Ele nunca escondeu que detestava o tema de Maria de Fátima (“Pense e Dance”, do Barão Vermelho). Não mudaria, é claro, a abertura, com Gal Costa interpretando, quase em tom de protesto, a canção de Cazuza (“Brasil”) nem Gonzaguinha explicitando que “a gente não está com a bunda exposta na janela pra passar a mão nela”, convenhamos, uma letra muito adequada para os dias de hoje.

Ao livro “Teletema”, de Vincent Villari e Guilherme Bryan (Dash Editora, 2014), Gilberto disse: “Eu queria que ‘Tá Combinado’ (Maria Bethânia) fosse tema da Fátima e do César (Carlos Alberto Ricelli), que eram os verdadeiros combinados. ‘Então tá combinado, é quase nada, é tudo somente sexo e amizade’. E eu também não achava que Maria Bethânia tinha clima para Raquel. Queria uma música mais brega, mas o Daniel impôs. E ‘Pense e Dance’ foi outra briga. Achava frágil para a Fátima. Ela precisava de uma música mais densa e ele dizia que eu estava careta. , que não gosto de rock. Veja bem, nada contra o rock. Mas essa música era menor que a personagem.”

Daniel Filho e Gilberto também se desentenderam sobre alguns pontos da escalação do elenco. O então chefe da Central Globo de Produção  achava que Beatriz Segall, nome sugerido pelo diretor Paulo Ubiratan, não era uma boa opção para viver a supermegera Odete Roitman. Mesmo quando a performance da atriz se tornou um dos maiores expoentes do sucesso da novela, Daniel, segundo Gilberto, não deu o braço a torcer. “Ele dizia que o sucesso era só pela personagem, que era ótima, e não por causa da Beatriz”, disse-me o autor em uma outra ocasião, ainda em 2015, pouco antes da estreia de “Babilônia”, sua última novela.

Noves fora, o título fez sucesso para além dos números do Ibope. Suscitou grandes discussões no país sobre ética e relações humanas. Também foi a primeira novela a abordar a homossexualidade sob o contexto dos direitos civis entre parceiros do mesmo sexo. Na história, as lésbicas Cecília (Lala Deheinzelin) e Laís (Christina Proshaska) viviam juntas em uma pousada em Búzios, propriedade de ambas. Quando Cecília morre, em um acidente de carro, Laís se vê no desconforto de reivindicar a condição de herdeira para a família dela.

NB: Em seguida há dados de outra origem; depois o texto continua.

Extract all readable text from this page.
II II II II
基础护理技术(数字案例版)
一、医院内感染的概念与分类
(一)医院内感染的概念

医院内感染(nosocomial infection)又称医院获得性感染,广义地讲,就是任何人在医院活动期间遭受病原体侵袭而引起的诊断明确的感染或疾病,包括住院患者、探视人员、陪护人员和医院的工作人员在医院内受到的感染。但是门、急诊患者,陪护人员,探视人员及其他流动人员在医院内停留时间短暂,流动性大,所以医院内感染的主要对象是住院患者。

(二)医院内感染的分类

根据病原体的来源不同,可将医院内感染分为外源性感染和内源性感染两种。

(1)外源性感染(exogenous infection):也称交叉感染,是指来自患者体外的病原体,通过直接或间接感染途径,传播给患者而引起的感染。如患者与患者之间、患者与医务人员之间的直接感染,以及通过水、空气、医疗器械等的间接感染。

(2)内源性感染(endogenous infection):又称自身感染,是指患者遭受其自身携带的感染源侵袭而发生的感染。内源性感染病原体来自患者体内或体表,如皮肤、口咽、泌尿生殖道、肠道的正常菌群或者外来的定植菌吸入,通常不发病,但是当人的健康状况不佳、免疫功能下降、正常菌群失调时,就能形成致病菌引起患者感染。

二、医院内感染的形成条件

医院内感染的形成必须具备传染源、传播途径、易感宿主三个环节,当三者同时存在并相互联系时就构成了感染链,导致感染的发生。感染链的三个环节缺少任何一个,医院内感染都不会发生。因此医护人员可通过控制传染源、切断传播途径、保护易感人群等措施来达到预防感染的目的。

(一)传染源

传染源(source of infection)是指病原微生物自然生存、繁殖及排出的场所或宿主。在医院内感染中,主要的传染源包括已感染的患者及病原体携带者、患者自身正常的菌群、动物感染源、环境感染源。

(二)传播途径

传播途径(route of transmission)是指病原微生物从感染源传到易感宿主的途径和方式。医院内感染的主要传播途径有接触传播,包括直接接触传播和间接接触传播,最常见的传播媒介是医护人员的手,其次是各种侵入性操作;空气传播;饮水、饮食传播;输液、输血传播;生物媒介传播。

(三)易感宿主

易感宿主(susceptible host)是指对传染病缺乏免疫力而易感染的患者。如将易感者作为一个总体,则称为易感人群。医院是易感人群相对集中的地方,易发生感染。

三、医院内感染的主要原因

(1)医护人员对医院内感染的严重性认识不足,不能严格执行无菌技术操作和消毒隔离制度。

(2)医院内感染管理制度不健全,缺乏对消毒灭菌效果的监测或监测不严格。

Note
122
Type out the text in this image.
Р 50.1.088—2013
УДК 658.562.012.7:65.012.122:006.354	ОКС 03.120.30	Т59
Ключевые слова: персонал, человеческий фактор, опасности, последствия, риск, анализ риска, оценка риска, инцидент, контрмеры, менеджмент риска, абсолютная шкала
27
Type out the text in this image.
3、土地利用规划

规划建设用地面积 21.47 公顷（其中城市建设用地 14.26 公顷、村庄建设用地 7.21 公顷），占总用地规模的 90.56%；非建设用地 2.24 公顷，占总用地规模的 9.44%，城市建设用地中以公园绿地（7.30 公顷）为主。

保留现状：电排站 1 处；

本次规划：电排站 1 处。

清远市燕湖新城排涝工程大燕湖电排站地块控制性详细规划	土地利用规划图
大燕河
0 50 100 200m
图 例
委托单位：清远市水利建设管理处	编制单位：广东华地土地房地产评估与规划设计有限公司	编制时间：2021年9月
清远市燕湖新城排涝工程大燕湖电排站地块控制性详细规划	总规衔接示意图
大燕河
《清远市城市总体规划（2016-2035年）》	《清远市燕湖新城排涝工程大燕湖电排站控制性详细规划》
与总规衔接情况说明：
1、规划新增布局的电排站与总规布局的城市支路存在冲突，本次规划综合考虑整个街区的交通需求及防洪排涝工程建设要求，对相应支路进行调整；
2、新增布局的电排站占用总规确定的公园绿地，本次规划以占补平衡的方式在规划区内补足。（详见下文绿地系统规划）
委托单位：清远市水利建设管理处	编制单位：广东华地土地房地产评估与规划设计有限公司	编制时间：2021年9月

“Vale Tudo” fez parte da primeira safra de novelas revisitadas pelo canal Viva, ainda em 2010, e se mostrou um enorme sucesso, tantos anos depois, com engajamento de relevância nas redes sociais – especialmente o Twitter. A repercussão do enredo, na época, só ratifica a ideia de que a novela não envelheceu, na opinião do autor.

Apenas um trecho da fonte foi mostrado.